Recursive routing question

Hi,

I am trying to understand something related to recursive routing and since I cannot find the answer, here it is.

When I use recursive routing, so let’s say:
0.0.0.0/0 → 8.8.8.8 , with ping enabled and correct scope
8.8.8.8 → ISP Gateway with correct scope

Do I actually send my packets to 8.8.8.8 or it is purely used to find next hop? As in, if there is a router there on 8.8.8.8, does it see my internet traffic or just my pings from “check gateway”?

Only the pings.
Check this:
http://forum.mikrotik.com/t/trying-to-understand-this-config-mikrotik-automatic-isp-fail-over-without-scripts-or-route-marking/177349/1

Thank you!

The post quite analytical, @anav ftw.
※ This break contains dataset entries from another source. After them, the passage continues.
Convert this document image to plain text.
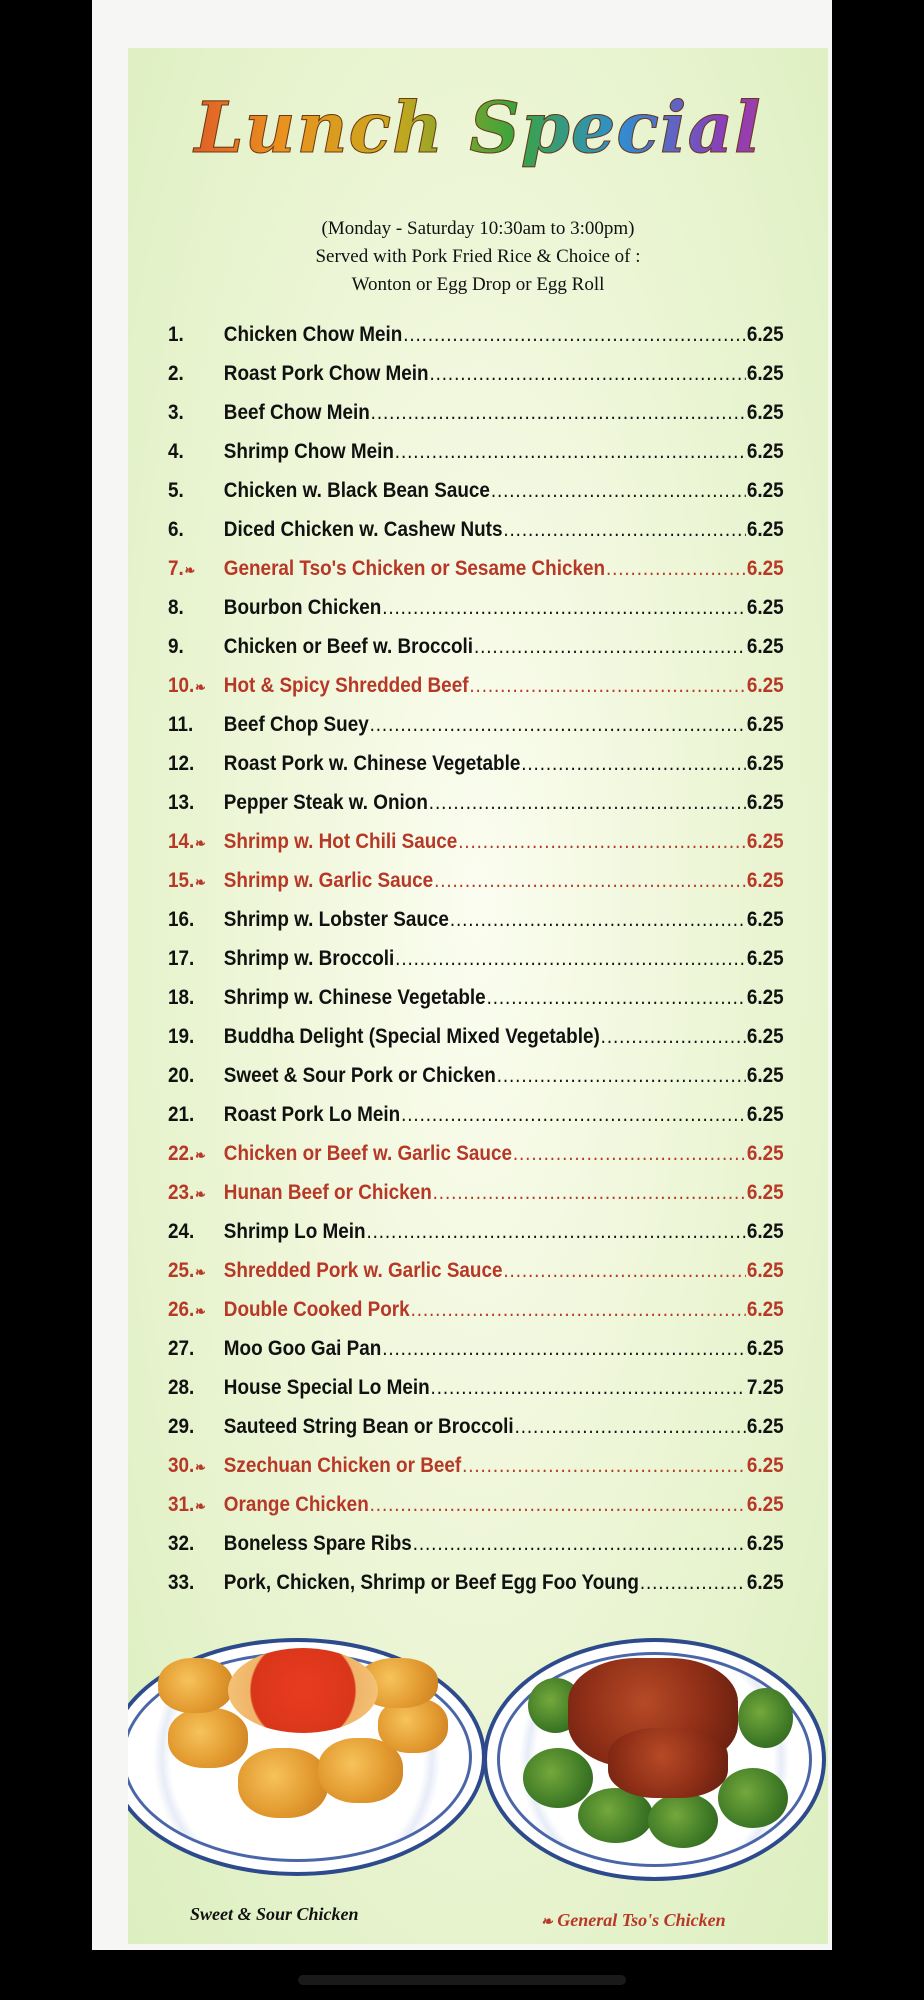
Lunch Special
(Monday - Saturday 10:30am to 3:00pm)
Served with Pork Fried Rice & Choice of :
Wonton or Egg Drop or Egg Roll
1.	Chicken Chow Mein .....	6.25
2.	Roast Pork Chow Mein .....	6.25
3.	Beef Chow Mein .....	6.25
4.	Shrimp Chow Mein .....	6.25
5.	Chicken w. Black Bean Sauce .....	6.25
6.	Diced Chicken w. Cashew Nuts .....	6.25
7.❧	General Tso's Chicken or Sesame Chicken .....	6.25
8.	Bourbon Chicken .....	6.25
9.	Chicken or Beef w. Broccoli .....	6.25
10.❧ Hot & Spicy Shredded Beef .....	6.25
11.	Beef Chop Suey .....	6.25
12.	Roast Pork w. Chinese Vegetable .....	6.25
13.	Pepper Steak w. Onion .....	6.25
14.❧ Shrimp w. Hot Chili Sauce .....	6.25
15.❧ Shrimp w. Garlic Sauce .....	6.25
16.	Shrimp w. Lobster Sauce .....	6.25
17.	Shrimp w. Broccoli .....	6.25
18.	Shrimp w. Chinese Vegetable .....	6.25
19.	Buddha Delight (Special Mixed Vegetable) .....	6.25
20.	Sweet & Sour Pork or Chicken .....	6.25
21.	Roast Pork Lo Mein .....	6.25
22.❧ Chicken or Beef w. Garlic Sauce .....	6.25
23.❧ Hunan Beef or Chicken .....	6.25
24.	Shrimp Lo Mein .....	6.25
25.❧ Shredded Pork w. Garlic Sauce .....	6.25
26.❧ Double Cooked Pork .....	6.25
27.	Moo Goo Gai Pan .....	6.25
28.	House Special Lo Mein .....	7.25
29.	Sauteed String Bean or Broccoli .....	6.25
30.❧ Szechuan Chicken or Beef .....	6.25
31.❧ Orange Chicken .....	6.25
32.	Boneless Spare Ribs .....	6.25
33.	Pork, Chicken, Shrimp or Beef Egg Foo Young .....	6.25
Sweet & Sour Chicken	❧ General Tso's Chicken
I just cannot grasp why it works, as in I cannot visualize the packet flow along with the routing decision order so I can understand what the heck represent scope and target-scope.
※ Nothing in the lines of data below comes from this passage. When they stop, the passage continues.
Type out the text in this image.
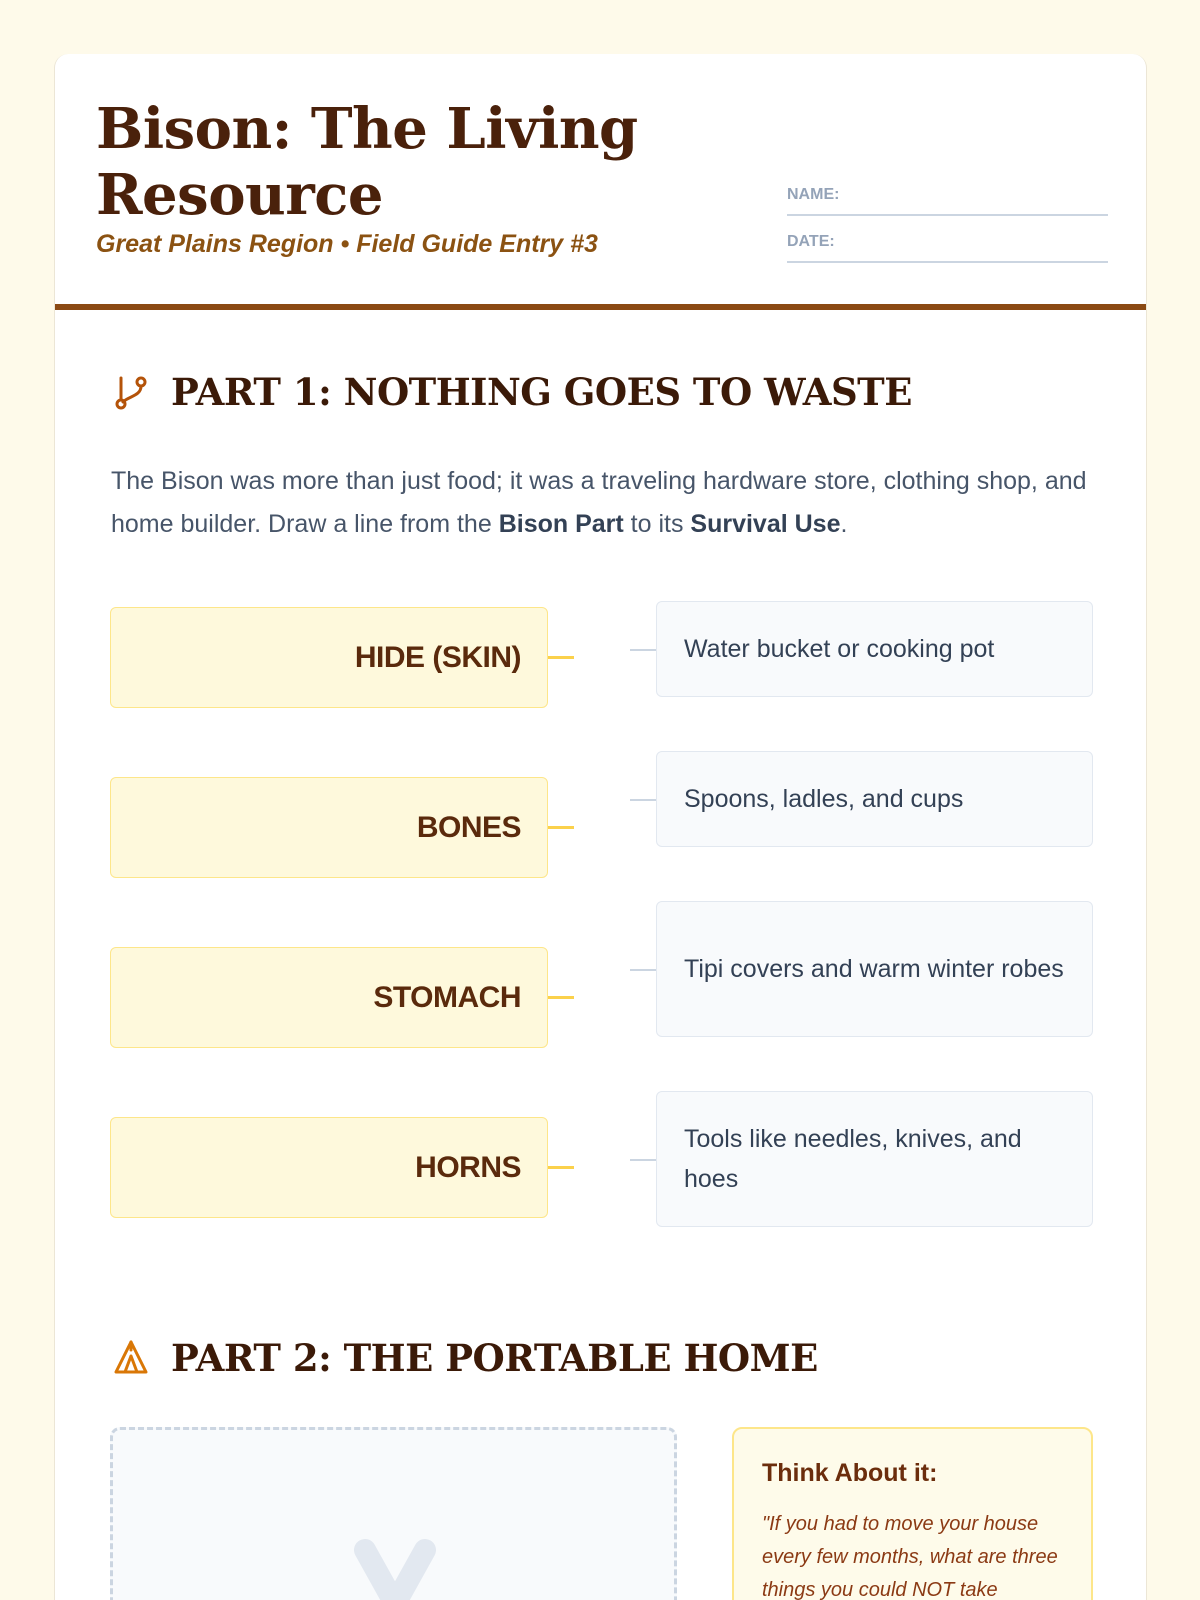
Bison: The Living Resource
Great Plains Region • Field Guide Entry #3
NAME:
DATE:
PART 1: NOTHING GOES TO WASTE

The Bison was more than just food; it was a traveling hardware store, clothing shop, and home builder. Draw a line from the Bison Part to its Survival Use.

HIDE (SKIN)
BONES
STOMACH
HORNS
Water bucket or cooking pot
Spoons, ladles, and cups
Tipi covers and warm winter robes
Tools like needles, knives, and hoes
PART 2: THE PORTABLE HOME
Think About it:

"If you had to move your house every few months, what are three things you could NOT take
I am so used to scope in scripting and programming but I can’t get it in RouterOS.

BUT, as long as I know that the routing doesn’t go to 8.8.8.8, it’s enough for me.

So TL;DR there is no real reason to not use recursive routing every single time you have 2-4 WANs and want failover. The only downside I can see is that it locks a specific DNS(or whatever target you choose to ping) to a specific ISP gateway, so I’d need to be careful about Mikrotik’s own DNS and the DNS I serve if I am DHCP Server, in order to work when ISP is down.

The “recursive routing” is just an incorrect shortcut for “recursive next-hop search”; the search processs has nothing to do with the actual packet flow. And the whole way how the recursive next-hop search is used separately from dynamic routing protocols and combined with check-gateway to allow monitoring of uplink transparency is a “creative misuse” of features that were originally intended for different purposes.

So when you specify an address a.a.a.a that is outside of any “connected subnet” (i.e. one in which the router has one of its own IP addresses) as a gateway of a route, such an address clearly cannot be used as an actual gateway because it cannot be directly mapped to any local interface; instead, the gateway of another available route towards a.a.a.a is used if such route exists; if the gateway of that route is also outside of any “connected subnet”, the process recursively repeats until a route with a “locally reachable” gateway is actually found. But this process does not involve sending of any packets.

The scope and target-scope values are used to prevent loops in this recursive next-hop search process - each route can only look for routes towards its own gateway among those whose scope is same or lower than its own target-scope. So you can read the term “scope” as “search scope” if it makes you more comfortable with it.

check-gateway=ping, on the other hand, pings the gateway address of the route on which it is used (a.a.a.a in the example above), no matter whether that gateway address is reachable locally or not. So effectively, it uses the recursively found next hop (= locally reachable gateway) of the route to send the pings, and if the path beyond that locally reachable gateway is faulty, it gets no responses and marks the route as ineligible.

There is a further issue (minor, still …) you are “burning” a DNS server for each recursive instance.
Although most examples you can find are using 8.8.8.8, many people will use it as a hardcoded DNS server, so in real setups one should use for recursive less common but still highly reliable ones.
There are similar, but different ways, here Is another one, I believe easier to understand:
http://forum.mikrotik.com/t/simpler-failover-for-two-gateways-i-found-working/169108/1

Okay then please explain how traffic from the user on the LAN when selecting www address, gets routed?? I am curious. :slight_smile:

The router doesnt have
dst-address=0.0.0.0/0 gateway=ISP1 routing table=main to falll back on.

And how is that related? Maybe I have used a confusing wording, what I had in mind was that searching for the actual (locally reachable) gateway does not involve sending any packets. The final outcome is that the route to 0.0.0.0/0 configured with gateway=a.a.a.a actually sends the packets via the locally reachable gateway found using the recursive search, provided that said route is active, i.e. not superseded by another one or inactivated due to failure of the check-gateway ping.

So if at least one “recursive” route is active, it is used for traffic, and no fallback is required. If no route is active on Mikrotik and the www traffic nevertheless flows, the client must be using some alternative uplink.

Thank you, yes the wording was misleading ( at least to my simple brain ) , you have clarified it.